Aber das Rock/Raum-Problem läßt sich noch unter einigen anderen Aspekten betrachten. Dan Graham, der diese Veranstaltung in der Städel-Kunsthalle zusammen mit Marie-Paule Macdonald initiierte, will in der Beschreibung der Räume, die „Rock“ in unseren Leben einnimmt und zugewiesen bekommen hat, jene von Träumen und Phantasmagorien bestimmte Geschichte aufspüren, aus der sich auch noch unsere durchrationalisierte Konsumgesellschaft nicht befreien kann. Ein Projekt, das an Walter Benjamins Lektüre der Pariser Passagen erinnert. Grahams Ansatz unterscheidet sich vom Kulturpessimismus der Frankfurter Schule darin, daß er in popkulturellen Bewegungen Chancen eines „besseren Lebens“ ausmacht. Beim Symposium war dieser Gedanke allerdings nur vage mit seinen Ausführungen über das Musical „Wild in the Streets“ zu verbinden. Besser bedient ist man in dieser Hinsicht mit dem kürzlich erschienenen Sammelband „Rock my Religion“ (MIT-Press). Daß Graham, der als Konzeptkünstler die Kunstentwicklung der letzten 30 Jahre mitbestimmte, maßgeblichen Einfluß auf KünstlerInnen hatte, die an „Zusammenhängen“ interessiert sind, ist inzwischen Legende.
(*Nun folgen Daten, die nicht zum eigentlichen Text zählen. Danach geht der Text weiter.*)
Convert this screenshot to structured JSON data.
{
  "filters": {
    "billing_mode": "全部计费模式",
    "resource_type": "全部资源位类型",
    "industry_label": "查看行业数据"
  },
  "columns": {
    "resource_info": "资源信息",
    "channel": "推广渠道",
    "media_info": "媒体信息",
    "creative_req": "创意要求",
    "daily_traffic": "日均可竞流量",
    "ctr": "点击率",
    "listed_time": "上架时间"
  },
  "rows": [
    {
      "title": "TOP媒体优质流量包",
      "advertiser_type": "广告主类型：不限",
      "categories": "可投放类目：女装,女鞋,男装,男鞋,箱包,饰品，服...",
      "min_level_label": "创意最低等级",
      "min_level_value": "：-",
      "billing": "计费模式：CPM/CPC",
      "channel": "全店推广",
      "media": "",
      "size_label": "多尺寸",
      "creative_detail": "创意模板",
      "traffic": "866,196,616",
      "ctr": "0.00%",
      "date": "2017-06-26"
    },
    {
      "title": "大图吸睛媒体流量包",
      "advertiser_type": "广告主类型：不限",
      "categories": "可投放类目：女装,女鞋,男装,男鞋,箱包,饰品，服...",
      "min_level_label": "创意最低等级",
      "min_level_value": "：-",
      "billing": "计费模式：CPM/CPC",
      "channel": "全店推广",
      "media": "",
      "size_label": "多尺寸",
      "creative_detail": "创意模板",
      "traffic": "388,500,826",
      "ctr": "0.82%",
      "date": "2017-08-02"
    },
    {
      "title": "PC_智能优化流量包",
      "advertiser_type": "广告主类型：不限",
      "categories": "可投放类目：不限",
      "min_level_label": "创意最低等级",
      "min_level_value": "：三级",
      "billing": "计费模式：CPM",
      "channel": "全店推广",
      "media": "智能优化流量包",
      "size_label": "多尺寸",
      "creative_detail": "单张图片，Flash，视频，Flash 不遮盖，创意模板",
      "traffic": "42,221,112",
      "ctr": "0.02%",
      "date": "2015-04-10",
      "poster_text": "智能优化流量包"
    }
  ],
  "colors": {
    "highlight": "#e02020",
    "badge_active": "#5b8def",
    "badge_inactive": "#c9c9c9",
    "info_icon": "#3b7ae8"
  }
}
Sonic Youth zum Beispiel gäbe es ohne Dan Graham nicht, wie deren Stimme, Kim Gordon, sagte. Von ihrem Ehemann Thurston Moore wurde ein Video präsentiert, in dem er anhand von Plattencovern und alten Rockzeitschriften die Punk-Anfänge in New York rekonstruierte. Ihm gelang auch der stärkste Moment der drei Nachmittage: Angesichts eines Fotos, das ein ganz „normal“ aussehendes Publikum zeigt, fragt er: „Wer waren diese Leute, die ins GBGB gingen und sich die Ramones anhörten?“ Dann läßt er eine lange Pause, und man fragt sich natürlich, was aus denen geworden ist, welchen Raum sie „Rock“ in ihrem Leben gegeben haben? Moore geht in seinem schönen Film sehr einfühlsam mit dem mythischen Glauben um, daß aus Leuten, die zu einem bestimmten Moment an einem bestimmten Ort sind, andere – und womöglich bessere – Menschen werden. Ob der in diesem Mythos sich zeigende Sixties-Essentialismus im Punk wirklich eine neue Form gefunden hat, oder ob gerade diese Ansicht Punk zerstört hat, weil er durch sie von den Hippies „befriedet“ werden konnte – diese Frage wurde von Mayo Thompson aufgegriffen. Er sieht im Punk jene aktivistische Energie der frühen Psychodelic-Bewegung wiederaufleben, die auf die Verbindung von Kunst und Leben per „Bewußtseinserweiterung“ zielte. Thompson ist zuwenig 60er-Enthusiast, um nicht die veränderten Bedingungen gerade innerhalb des Musikbusiness zu sehen, die Punk in seiner Entwicklung bestimmten. Mit der von ihm aufgeworfenen Distributionsfrage war man dann bei dem Raum angelangt, den eine neue Musik von gesellschaftlicher Bedeutung innerhalb des Mainstreams einnehmen kann. Aktuelles Beispiel ist für Thompson der Versuch, Techno in den USA durchzusetzen.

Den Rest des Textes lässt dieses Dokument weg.